Born the son of a peasant, Jean-François Millet received a scholarship from the École des Beaux-Arts in Paris, but in 1849 he returned to his native Barbizon, where he painted his most important works. Millet quickly became the most important representative of French realism. The best-known of his works are dedicated to the everyday work and life of the peasants, are held in soft, light brown shades and earth tones and radiate in a golden, soft light.

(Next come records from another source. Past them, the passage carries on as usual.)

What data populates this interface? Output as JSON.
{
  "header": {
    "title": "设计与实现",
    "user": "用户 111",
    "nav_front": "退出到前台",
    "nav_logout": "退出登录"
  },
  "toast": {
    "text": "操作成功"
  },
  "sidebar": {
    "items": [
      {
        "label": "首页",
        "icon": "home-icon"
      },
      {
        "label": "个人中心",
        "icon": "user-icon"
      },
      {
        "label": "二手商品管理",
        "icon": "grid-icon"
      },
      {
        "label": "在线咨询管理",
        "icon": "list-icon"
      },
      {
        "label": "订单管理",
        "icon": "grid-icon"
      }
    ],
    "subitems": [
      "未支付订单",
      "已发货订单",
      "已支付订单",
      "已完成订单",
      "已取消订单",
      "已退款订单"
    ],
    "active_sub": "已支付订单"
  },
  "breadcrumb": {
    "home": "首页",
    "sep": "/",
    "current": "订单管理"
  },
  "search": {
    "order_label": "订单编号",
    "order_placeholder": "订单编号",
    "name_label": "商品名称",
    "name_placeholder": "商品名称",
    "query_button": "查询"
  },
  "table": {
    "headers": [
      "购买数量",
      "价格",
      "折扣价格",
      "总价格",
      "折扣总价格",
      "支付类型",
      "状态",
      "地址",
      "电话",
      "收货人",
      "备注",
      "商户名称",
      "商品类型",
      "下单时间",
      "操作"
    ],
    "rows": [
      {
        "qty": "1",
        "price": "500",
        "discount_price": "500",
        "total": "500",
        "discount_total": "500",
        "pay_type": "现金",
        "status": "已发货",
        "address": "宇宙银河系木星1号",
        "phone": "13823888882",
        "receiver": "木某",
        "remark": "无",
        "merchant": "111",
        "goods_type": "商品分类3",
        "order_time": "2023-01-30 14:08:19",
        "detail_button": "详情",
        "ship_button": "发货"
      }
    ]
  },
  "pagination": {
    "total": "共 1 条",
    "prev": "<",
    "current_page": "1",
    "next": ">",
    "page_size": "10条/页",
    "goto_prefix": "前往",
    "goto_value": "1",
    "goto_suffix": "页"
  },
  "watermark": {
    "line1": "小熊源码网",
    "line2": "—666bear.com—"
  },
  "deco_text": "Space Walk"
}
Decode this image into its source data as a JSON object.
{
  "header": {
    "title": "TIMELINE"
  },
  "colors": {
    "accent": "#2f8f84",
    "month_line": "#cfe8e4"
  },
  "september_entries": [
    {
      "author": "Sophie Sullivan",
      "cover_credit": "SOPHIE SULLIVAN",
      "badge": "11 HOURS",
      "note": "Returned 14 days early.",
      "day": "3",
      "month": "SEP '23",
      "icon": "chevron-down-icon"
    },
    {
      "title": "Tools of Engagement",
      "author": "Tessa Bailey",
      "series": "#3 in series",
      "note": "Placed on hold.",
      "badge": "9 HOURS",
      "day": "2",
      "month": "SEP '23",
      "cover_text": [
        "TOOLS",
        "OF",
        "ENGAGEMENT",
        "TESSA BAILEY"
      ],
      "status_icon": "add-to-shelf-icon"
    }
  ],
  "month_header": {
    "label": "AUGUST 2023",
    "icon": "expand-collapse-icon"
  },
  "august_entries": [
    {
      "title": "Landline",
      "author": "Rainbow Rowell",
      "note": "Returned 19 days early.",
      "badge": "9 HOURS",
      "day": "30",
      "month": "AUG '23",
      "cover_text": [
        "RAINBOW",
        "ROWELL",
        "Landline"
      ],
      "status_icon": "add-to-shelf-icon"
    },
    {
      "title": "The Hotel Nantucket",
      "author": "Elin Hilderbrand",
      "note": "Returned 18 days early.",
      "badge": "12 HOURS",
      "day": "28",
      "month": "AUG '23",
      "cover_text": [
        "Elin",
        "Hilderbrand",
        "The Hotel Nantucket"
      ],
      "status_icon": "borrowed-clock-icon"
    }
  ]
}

Millet said: "The theme of the peasants is best suited to my nature, at the risk of being called a socialist: the human side touches me the most in art, the joyous side never shows itself to me, I do not know if It never exists, I have never seen it The most beautiful thing I know is the silence, the silence that is so precious in the forest as on the cultivated fields, always giving me a dreamlike feeling Dream is a sad one, he is often a very delicious dream. "
Especially famous are Millet's "The Gleaners". Created in 1857, the painting shows three stooped farm women in the evening light at the field work. The "angelus peal", which shows two peasants praying over a basket of potatoes, made such feelings of discomfort with Salvador Dalí that he could cause the Louvre to do an x-ray on the canvas to prove that Millet was actually the funeral of one Child showed. When, in fact, the sketch of a black box was found, Dalí wrote a book called Le Mythe tragique de l'Angélus de Millet. "The Sower" inspired
Vincent van Gogh to write his own version of the subject in The Sower of the Setting Sun.